Abbas Güçlü

Abbas Güçlü

aguclu@milliyet.com.tr

Tüm Yazıları
Haberin Devamı

       ÜNİVERSİTEYE girişteki yeni düzenlemelerle ilgili olarak yoğun tepkiler var. Gazetelere tam sayfa ilanlar veriliyor. Sık sık basın toplantısı ve paneller düzenleniyor. Kapalı kapılar ardındaki kararı erteletmeye yönelik kulis faaliyetlerinin de ardı arkası kesilmiyor.
       YÖK'ü ve ÖSYM'yi yaptıkları yanlışlar nedeniyle en fazla eleştirenlerden biri olarak, olup bitenleri anlamakta güçlük çekiyorum.
       Eleştirilerin önemli bir bölümü çoğu kez bir incir çekirdeğini bile doldurmuyor. "Öğrenci aleyhine bir terslik varsa, gelin hep birlikte üzerine gidelim" diyoruz, ama ortaya somut ve inandırıcı bir eleştiri çıkmıyor.
       Dershaneci, yayıncı ve özel ders veren öğretmenlerin, yani sınav sektöründen 100 trilyonun üzerinde kazanç elde edenlerin, "değirmenin suyunun kesileceği" endişesiyle haykırışlarını anlamak mümkün. Ama sırf eleştirmiş olmak için bu kervana katılanların açıklamalarının ne ifade ettiğini çözmek gerçekten çok zor.
       Her konuda olduğu gibi bu konuda da artı ve eksilere bakarak karar vermek, galiba en doğrusu. Önce mevcut sistemin eksilerine, ardından da yeni sistemin artılarına bakalım.
       Mevcut sistemin eksileri:
       * Öğrencileri aşırı ders yükü altında boğuyor.
       * Dershaneye ve özel derse zorunlu kılıyor. Yani parası olana avantaj sağlıyor.
       * Daha iyi eğitim için harcanması gereken kaynaklar, sınav yarışını hızlandırmak için tüketiliyor.
       * Umut tacirliği yapıyor.
       * Okul içi eğitimi yeterince değerlendirmiyor.
       Yeni sistemin artıları ise şöyle:
       * Alan seçimini getirerek öğrenciyi daha bilinçli öğrenim görmeye yöneltiyor.
       * Kaynak israfını azaltıyor.
       * Dershane ve özel derse olan bağımlılığı en aza indiriyor.
       * İkiden bire inerek sınav stresini azaltıyor.
       * Okul içi başarı daha fazla dikkate alınıyor.
       * Sınavdan sonra yapılacak tercih sıralaması ile umut tacirliğine son veriliyor.
       YÖK ve ÖSYM yıllardan beri ilk kez doğru düzgün bir iş yapıyor.
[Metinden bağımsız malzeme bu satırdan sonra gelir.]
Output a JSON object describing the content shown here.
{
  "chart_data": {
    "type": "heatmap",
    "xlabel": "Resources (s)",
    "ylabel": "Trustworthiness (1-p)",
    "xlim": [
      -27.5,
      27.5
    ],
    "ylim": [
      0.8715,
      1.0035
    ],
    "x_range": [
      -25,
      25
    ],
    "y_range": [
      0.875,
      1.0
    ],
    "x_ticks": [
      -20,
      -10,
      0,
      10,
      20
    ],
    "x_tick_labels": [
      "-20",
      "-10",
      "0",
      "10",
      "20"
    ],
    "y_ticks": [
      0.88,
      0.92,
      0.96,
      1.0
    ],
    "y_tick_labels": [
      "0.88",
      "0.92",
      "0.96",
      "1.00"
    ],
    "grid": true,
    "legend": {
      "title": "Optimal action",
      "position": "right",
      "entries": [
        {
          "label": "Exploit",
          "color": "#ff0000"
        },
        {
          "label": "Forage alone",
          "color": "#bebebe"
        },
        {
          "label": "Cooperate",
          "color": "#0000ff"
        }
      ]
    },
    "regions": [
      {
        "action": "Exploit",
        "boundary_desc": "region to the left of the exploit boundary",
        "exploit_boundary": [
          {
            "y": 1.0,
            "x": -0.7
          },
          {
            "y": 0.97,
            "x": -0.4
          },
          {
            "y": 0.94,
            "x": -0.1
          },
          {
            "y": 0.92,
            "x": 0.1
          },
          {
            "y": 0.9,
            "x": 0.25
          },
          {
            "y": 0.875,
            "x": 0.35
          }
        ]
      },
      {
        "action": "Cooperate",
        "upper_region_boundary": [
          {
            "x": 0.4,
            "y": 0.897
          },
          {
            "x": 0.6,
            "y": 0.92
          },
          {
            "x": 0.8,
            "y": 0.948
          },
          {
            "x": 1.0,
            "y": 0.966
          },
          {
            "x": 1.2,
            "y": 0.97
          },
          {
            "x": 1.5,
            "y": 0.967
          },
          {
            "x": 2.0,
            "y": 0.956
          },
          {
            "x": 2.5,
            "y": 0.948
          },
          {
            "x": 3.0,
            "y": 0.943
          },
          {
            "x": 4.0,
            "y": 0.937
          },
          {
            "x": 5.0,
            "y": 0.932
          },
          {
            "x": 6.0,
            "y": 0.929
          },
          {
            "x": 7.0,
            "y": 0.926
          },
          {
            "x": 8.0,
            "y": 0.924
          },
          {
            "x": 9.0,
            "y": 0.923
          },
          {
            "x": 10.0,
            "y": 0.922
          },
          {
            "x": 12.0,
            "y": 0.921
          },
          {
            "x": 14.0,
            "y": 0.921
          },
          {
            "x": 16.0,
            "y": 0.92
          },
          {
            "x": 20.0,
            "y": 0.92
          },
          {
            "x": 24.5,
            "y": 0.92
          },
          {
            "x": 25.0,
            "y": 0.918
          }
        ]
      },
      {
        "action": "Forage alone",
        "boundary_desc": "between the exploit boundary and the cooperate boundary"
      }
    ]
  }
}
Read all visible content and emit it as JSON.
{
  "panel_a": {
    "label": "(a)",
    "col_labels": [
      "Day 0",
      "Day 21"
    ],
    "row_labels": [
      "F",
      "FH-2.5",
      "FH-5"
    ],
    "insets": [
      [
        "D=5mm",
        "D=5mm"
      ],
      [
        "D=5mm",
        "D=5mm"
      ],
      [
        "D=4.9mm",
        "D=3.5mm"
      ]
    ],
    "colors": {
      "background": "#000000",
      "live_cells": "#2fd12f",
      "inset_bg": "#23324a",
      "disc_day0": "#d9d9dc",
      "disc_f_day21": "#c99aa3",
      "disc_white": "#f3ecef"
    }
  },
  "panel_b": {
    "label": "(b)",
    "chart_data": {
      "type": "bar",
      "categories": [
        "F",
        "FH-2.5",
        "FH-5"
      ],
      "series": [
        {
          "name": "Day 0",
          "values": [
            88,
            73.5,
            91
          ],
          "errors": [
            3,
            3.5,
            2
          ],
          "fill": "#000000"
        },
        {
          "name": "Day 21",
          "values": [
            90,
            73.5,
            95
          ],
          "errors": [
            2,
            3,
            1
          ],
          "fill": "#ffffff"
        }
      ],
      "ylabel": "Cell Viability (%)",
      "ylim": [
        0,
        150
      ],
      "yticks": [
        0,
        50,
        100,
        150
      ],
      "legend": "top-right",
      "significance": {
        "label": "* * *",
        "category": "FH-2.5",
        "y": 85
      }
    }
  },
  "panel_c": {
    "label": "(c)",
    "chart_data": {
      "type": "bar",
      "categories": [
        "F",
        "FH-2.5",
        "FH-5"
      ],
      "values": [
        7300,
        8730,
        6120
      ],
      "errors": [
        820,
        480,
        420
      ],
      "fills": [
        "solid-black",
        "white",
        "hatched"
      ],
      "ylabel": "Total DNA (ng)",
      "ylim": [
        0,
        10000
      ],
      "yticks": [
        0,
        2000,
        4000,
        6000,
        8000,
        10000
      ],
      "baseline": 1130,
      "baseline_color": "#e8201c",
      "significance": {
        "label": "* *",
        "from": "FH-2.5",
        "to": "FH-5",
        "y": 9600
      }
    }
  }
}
Uzun vadede ortaöğretime ve yükseköğretime geçişe çekidüzen verecek gelişmelere imza attıkları için şu aşamada köstekten çok desteğe ihtiyaçları var. Yeni sistemde de elbette sorun yaratacak durumlar ortaya çıkacak. Umarız; başlangıçta yaşanabilecek bu sorunlar, kangren olmadan hemen çözüme kavuşur.
       Bu arada Milli Eğitim Bakanlığı'na da çok iş düşüyor. Hemen herkesin ortak kaygısı, liselerde öğretmenlerin not verirken adil davranmayacağına ilişkin kuşkular. İyi bir denetleme mekanizmasıyla bu kolayca önlenebilir. Örneğin; okul notlarıyla sınavda alınan puan arasındaki korelasyon çok önemli ipuçları verebilir.